La musique, le texte, l’image, la représentation, que choisir?, l’art total est-il espéré? ou chaque art doit- il rester vierge et ne pas partager l’espace ? Difficile de répondre à ces questions, tout est choix et Laurence Equilbey prend la décision d’ouvrir grand portes et fenêtres à tous les arts pour qu’ils se croisent, s’effleurent, flirtent, se rencontrent, fusionnent, s’épousent et inventent les contours d’un vaste monde. Pour La Grande Messe en Ut, elle invite Pascale Ferran à filmer le concert et le diffuser en direct sur un écran géant.
Dans la lignée d’un spectacle de Katie Mitchell par exemple, la vidéo décuple l’espace, l’orchestre joue, les spectateurs voient la musique naître sous les doigts et les cordes de la chef d’orchestre, des musiciens et des chanteurs. Au même moment, d’autres images, plus proches sont projetées, découpées, habillées, des plans, des coupes sélectionnées par Pascale Ferran.
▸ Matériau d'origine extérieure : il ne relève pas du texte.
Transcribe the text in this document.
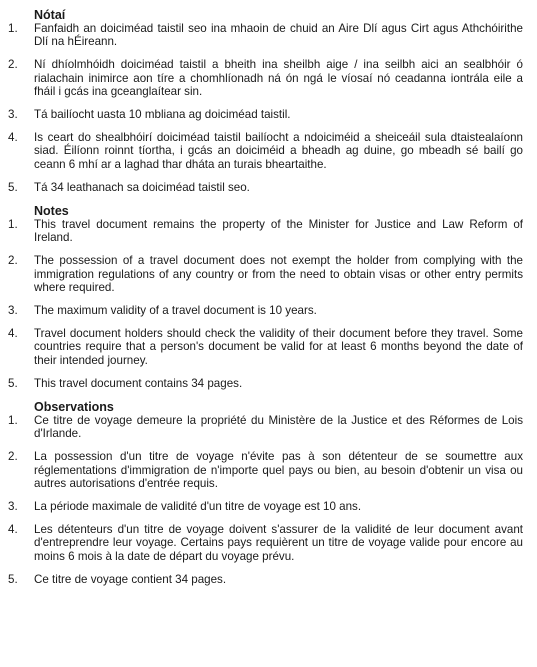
Nótaí
1.	Fanfaidh an doiciméad taistil seo ina mhaoin de chuid an Aire Dlí agus Cirt agus Athchóirithe Dlí na hÉireann.
2.	Ní dhíolmhóidh doiciméad taistil a bheith ina sheilbh aige / ina seilbh aici an sealbhóir ó rialachain inimirce aon tíre a chomhlíonadh ná ón ngá le víosaí nó ceadanna iontrála eile a fháil i gcás ina gceanglaítear sin.
3.	Tá bailíocht uasta 10 mbliana ag doiciméad taistil.
4.	Is ceart do shealbhóirí doiciméad taistil bailíocht a ndoiciméid a sheiceáil sula dtaistealaíonn siad. Éilíonn roinnt tíortha, i gcás an doiciméid a bheadh ag duine, go mbeadh sé bailí go ceann 6 mhí ar a laghad thar dháta an turais bheartaithe.
5.	Tá 34 leathanach sa doiciméad taistil seo.
Notes
1.	This travel document remains the property of the Minister for Justice and Law Reform of Ireland.
2.	The possession of a travel document does not exempt the holder from complying with the immigration regulations of any country or from the need to obtain visas or other entry permits where required.
3.	The maximum validity of a travel document is 10 years.
4.	Travel document holders should check the validity of their document before they travel. Some countries require that a person's document be valid for at least 6 months beyond the date of their intended journey.
5.	This travel document contains 34 pages.
Observations
1.	Ce titre de voyage demeure la propriété du Ministère de la Justice et des Réformes de Lois d'Irlande.
2.	La possession d'un titre de voyage n'évite pas à son détenteur de se soumettre aux réglementations d'immigration de n'importe quel pays ou bien, au besoin d'obtenir un visa ou autres autorisations d'entrée requis.
3.	La période maximale de validité d'un titre de voyage est 10 ans.
4.	Les détenteurs d'un titre de voyage doivent s'assurer de la validité de leur document avant d'entreprendre leur voyage. Certains pays requièrent un titre de voyage valide pour encore au moins 6 mois à la date de départ du voyage prévu.
5.	Ce titre de voyage contient 34 pages.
Avant le concert un petit film explicatif, pédagogique est proposé pour aider à une meilleur compréhension de l’œuvre. Blandine Berthelot vive musicologue se charge de l’historique, Laurence Equilbey donne sa vision et son trajet pour offrir cette œuvre aujourd’hui sans oublier Mozart et Stéphanie Paulet premier violon raconte son expérience, sa position de cheffe d’attaque. La vidéo est intéressante, l’envie de s’élancer dans l’œuvre est grande, la fin dans les coulisse semble un peu longue.
Difficile de ne pas être happé par les images, elles prennent de la place et les illustrations avec étoiles ou canards ne semblent pas nécessaire, la beauté de la musique et le voyage en images brutes auraient suffit.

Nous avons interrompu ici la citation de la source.